The calculation ran through his mind in fragments. Distance to the planet. Velocity required to reach it before the fighters could intercept. The positioning of the Möbius relative to his current location, the angles she would need to achieve a firing solution.
No.
The answer came with bitter certainty. Sarxon had outmaneuvered him. Had somehow figured out where he was headed and beaten him here with time to spare. She was blocking the direct approach to the planet while her fighters covered every other vector.
He had to face the facts.
It was over.
30
The realization settled into Evan's chest like a stone, heavy and cold. Sarxon was right. He was in over his head, and for as hard as he had fought to tread water, the fact was he'd never learned to swim.
At least he'd found the Null Guard. The thought offered cold comfort, but it was something. Even if he lost the Ascendant, the effigy would still be in his possession back on Earth. She could send over a crew to fly the ship, but she still wouldn't have full control. It wasn't much, but it was something.
Plus he could still help the Null Guard. Could still work with them on Earth, learn everything he could about the factions, the Maker symbols, and the Oridian language. And maybe in time, they could track down Sarxon on Earth. Capture the Möbius effigy and turn the tables on the Umbral Empire.
It wasn't the ending he wanted. But it was better than nothing.
"Okay," Evan said. "You win. I'll come in."
Sarxon's face showed nothing.
No triumph. No relief. No satisfaction at finally cornering the prey she'd been hunting across galaxies. Just that same cold calculation, those slate-gray eyes studying him through the holographic connection as if searching for deception.
The silence stretched.
"Sarxon?" Evan leaned forward slightly, confusion creeping into his voice. "You there?"
Nothing. The connection remained active, but her image had frozen, as if she'd paused the transmission.
New contacts bloomed on the tactical display.
Evan's head snapped toward the projection, his pulse spiking. A dozen larger vessels had appeared behind him, emerging from jump space in a spread formation that covered a significant arc of the surrounding void. They weren't Umbral. The hull configurations were different, the silhouettes unfamiliar.
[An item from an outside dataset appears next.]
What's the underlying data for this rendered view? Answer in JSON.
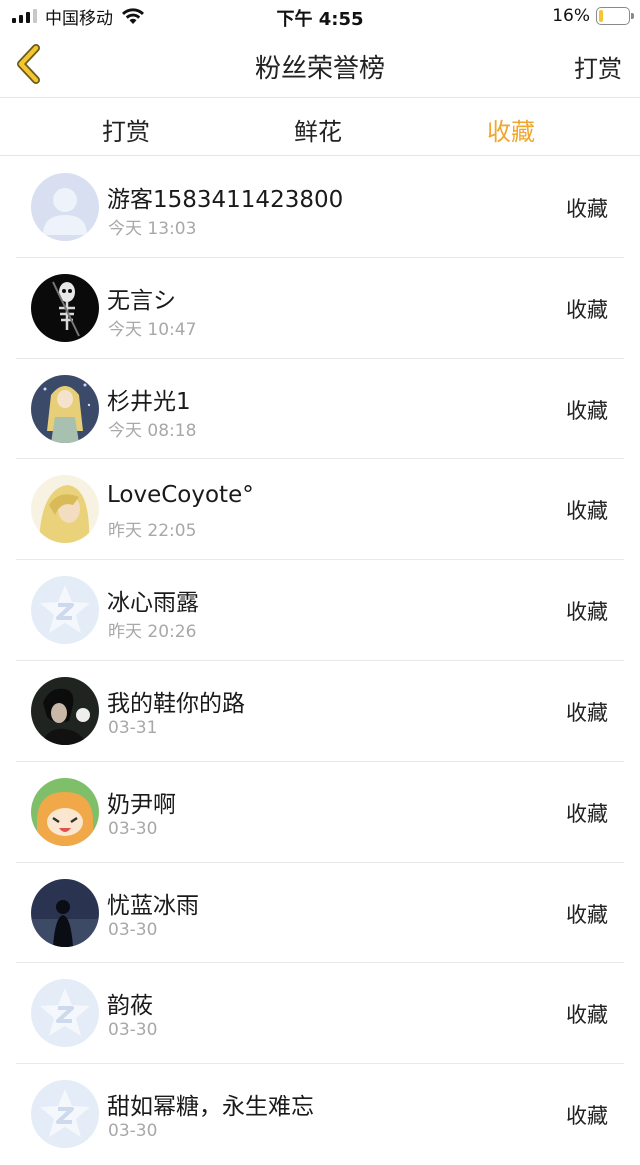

The new ships were already deploying their own starfighters. Smaller craft spilled from launch bays in coordinated waves, dozens of contacts multiplying across the display as the newcomers established their presence.
What the hell was going on?
"Sarxon." Evan snapped. "What's happening?"
The transmission finally unstuck, her expression updating to one of anger and concern.
"Make a break for the Möbius," she said, her voice sharp with command. "Get clear of the Solmarch fleet."
A new tone chimed from the communications station. Another incoming hail. Evan accepted it without thinking, his mind still reeling from the sudden shift in circumstances.
A voice crackled through the speakers. Male, authoritative, clipped with military precision. The words flowed in rapid succession, but Evan couldn't parse any of them. Oridian Standard. The common language that everyone in this galaxy spoke. The language Gee Gee was supposed to teach him. The language he desperately needed but didn't have.